COPENHAGEN (Reuters) – Denmark’s Maersk said on Thursday it has rerouted four out of five container vessels that were stuck in the Red Sea back towards the Suez Canal and the long journey around Africa to avoid the risk of attack.
Yemen-based Houthi militants recently attacked a number of vessels in the southern Red Sea, including a Maersk ship on Saturday, disrupting global trade and raising fears of a fresh bout of global inflation as shipping rates soared.
The United States on Dec. 19 launched a multinational operation to safeguard commerce in the Red Sea, but many shipping companies and cargo owners are still diverting vessels around Africa.
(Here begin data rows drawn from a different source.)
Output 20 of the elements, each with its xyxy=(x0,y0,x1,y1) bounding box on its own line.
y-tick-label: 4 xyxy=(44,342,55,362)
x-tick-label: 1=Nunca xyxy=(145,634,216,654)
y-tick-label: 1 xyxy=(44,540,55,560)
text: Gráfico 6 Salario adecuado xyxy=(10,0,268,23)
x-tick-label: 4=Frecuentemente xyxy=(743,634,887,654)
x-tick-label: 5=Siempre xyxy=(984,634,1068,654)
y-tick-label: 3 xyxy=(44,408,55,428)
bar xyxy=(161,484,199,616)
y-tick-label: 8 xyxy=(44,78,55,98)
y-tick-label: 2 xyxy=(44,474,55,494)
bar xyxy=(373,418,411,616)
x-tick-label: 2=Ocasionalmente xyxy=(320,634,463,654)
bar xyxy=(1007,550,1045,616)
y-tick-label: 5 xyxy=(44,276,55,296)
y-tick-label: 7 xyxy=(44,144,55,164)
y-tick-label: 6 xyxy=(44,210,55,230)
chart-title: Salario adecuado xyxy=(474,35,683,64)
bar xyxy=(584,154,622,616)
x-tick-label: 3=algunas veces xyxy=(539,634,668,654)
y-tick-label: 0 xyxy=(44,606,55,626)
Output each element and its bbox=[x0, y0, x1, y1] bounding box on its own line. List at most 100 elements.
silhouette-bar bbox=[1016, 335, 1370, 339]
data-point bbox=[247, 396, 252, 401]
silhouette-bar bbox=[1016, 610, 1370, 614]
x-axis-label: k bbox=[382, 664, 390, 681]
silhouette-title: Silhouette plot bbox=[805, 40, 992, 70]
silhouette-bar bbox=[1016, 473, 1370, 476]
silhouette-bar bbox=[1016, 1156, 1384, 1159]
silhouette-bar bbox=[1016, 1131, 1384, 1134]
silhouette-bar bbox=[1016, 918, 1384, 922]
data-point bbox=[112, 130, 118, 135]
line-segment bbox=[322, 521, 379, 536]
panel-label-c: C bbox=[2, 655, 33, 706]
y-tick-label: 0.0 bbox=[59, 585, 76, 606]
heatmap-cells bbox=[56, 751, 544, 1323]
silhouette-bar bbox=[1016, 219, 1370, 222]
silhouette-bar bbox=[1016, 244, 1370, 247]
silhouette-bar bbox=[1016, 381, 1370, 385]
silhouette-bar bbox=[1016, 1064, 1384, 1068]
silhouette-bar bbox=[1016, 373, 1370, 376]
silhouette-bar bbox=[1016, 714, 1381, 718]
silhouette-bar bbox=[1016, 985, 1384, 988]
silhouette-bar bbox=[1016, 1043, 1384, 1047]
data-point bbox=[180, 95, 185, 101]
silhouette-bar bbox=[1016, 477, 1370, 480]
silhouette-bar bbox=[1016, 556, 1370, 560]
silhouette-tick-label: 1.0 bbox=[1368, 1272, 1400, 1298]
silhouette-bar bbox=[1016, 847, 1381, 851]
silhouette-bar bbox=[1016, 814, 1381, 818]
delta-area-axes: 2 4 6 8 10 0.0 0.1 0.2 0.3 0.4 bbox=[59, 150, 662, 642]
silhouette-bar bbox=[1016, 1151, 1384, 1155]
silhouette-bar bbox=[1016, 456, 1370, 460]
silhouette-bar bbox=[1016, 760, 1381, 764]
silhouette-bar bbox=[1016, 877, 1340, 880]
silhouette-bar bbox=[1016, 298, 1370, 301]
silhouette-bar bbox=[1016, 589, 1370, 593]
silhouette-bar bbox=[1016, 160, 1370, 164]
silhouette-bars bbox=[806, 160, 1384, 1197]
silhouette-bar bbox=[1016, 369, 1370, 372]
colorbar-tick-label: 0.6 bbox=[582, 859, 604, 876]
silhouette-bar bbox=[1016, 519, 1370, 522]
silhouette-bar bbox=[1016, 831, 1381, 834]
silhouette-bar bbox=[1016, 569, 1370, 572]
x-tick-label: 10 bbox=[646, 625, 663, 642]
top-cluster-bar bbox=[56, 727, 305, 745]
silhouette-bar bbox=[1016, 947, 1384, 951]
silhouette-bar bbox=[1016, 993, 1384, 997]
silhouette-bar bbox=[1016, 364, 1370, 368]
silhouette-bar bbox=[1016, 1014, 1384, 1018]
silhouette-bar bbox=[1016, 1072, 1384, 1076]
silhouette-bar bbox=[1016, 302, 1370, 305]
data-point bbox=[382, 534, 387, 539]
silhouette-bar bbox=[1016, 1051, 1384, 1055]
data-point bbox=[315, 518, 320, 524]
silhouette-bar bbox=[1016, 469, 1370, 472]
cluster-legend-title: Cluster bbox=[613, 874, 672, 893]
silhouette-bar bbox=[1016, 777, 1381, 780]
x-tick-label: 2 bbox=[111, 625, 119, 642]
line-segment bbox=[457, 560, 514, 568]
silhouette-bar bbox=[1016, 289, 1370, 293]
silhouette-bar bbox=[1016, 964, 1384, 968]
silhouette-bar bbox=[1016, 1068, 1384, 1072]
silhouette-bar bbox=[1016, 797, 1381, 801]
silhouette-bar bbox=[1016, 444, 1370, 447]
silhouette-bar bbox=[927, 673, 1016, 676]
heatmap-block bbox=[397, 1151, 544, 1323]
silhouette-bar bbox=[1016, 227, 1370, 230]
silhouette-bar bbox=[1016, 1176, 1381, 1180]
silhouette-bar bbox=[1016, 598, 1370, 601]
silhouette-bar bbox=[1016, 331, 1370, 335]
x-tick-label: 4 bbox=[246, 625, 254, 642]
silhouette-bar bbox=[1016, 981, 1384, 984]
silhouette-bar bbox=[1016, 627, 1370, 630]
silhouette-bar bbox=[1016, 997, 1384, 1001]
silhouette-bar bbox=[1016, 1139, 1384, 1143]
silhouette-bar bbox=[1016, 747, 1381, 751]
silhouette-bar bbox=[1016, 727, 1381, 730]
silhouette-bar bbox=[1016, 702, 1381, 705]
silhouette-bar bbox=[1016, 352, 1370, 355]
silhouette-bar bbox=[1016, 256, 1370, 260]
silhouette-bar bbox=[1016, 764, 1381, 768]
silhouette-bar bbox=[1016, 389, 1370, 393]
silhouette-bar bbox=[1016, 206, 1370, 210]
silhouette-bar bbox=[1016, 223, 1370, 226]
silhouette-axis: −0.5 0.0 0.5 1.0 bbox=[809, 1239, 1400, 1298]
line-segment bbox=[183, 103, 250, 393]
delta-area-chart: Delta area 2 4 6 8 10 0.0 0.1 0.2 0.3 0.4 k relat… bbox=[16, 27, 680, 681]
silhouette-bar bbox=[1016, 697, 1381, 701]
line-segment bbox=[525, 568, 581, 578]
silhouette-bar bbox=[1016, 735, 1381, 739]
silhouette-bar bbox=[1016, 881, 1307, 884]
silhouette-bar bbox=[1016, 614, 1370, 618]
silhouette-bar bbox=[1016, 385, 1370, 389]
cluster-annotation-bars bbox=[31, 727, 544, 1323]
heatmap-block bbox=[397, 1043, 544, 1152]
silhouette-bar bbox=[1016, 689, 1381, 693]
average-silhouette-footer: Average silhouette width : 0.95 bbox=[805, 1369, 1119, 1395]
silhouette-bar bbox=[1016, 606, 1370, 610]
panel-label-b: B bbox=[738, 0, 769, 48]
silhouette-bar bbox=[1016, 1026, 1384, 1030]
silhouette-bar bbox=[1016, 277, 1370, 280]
Maersk, which had last week briefly sought to restart Red Sea voyages after a pause, said on Tuesday its container ships would again avoid the route that gives access to the Suez Canal, a shortcut between Asia and Europe.
But five Maersk ships headed towards Asia had already traversed the canal from the north and were poised to travel south past Yemen when the pause was announced, leaving the crews and tens of thousands of containers in limbo.
The Maersk Genoa, Maersk Londrina, Ebba Maersk and Gjertrud Maersk container vessels, which had been sitting in the Red Sea just south of Saudi Arabia’s port of Jeddah in recent days, were on Thursday rerouted around the Cape of Good Hope, a Maersk schedule showed.
A fifth vessel, Maersk Utah, that had also been stuck in the area, had not yet been rerouted, but a Maersk spokesperson said it would not sail past Yemen.
Sending the ships back via the Suez Canal would incur fresh fees to pay for the passage through the canal and add significant delays and extra fuel costs for a journey around the Cape of Good Hope.
Maersk said last month it had imposed a transit disruption surcharge (TDS) and a peak season surcharge (PSS), adding a total of $700 to the cost of a standard 20-foot container travelling from China to Northern Europe.
The Suez Canal is used by roughly one-third of global container ship cargo, and re-directing ships around the southern tip of Africa is expected to cost up to $1 million extra in fuel for every round trip between Asia and Northern Europe.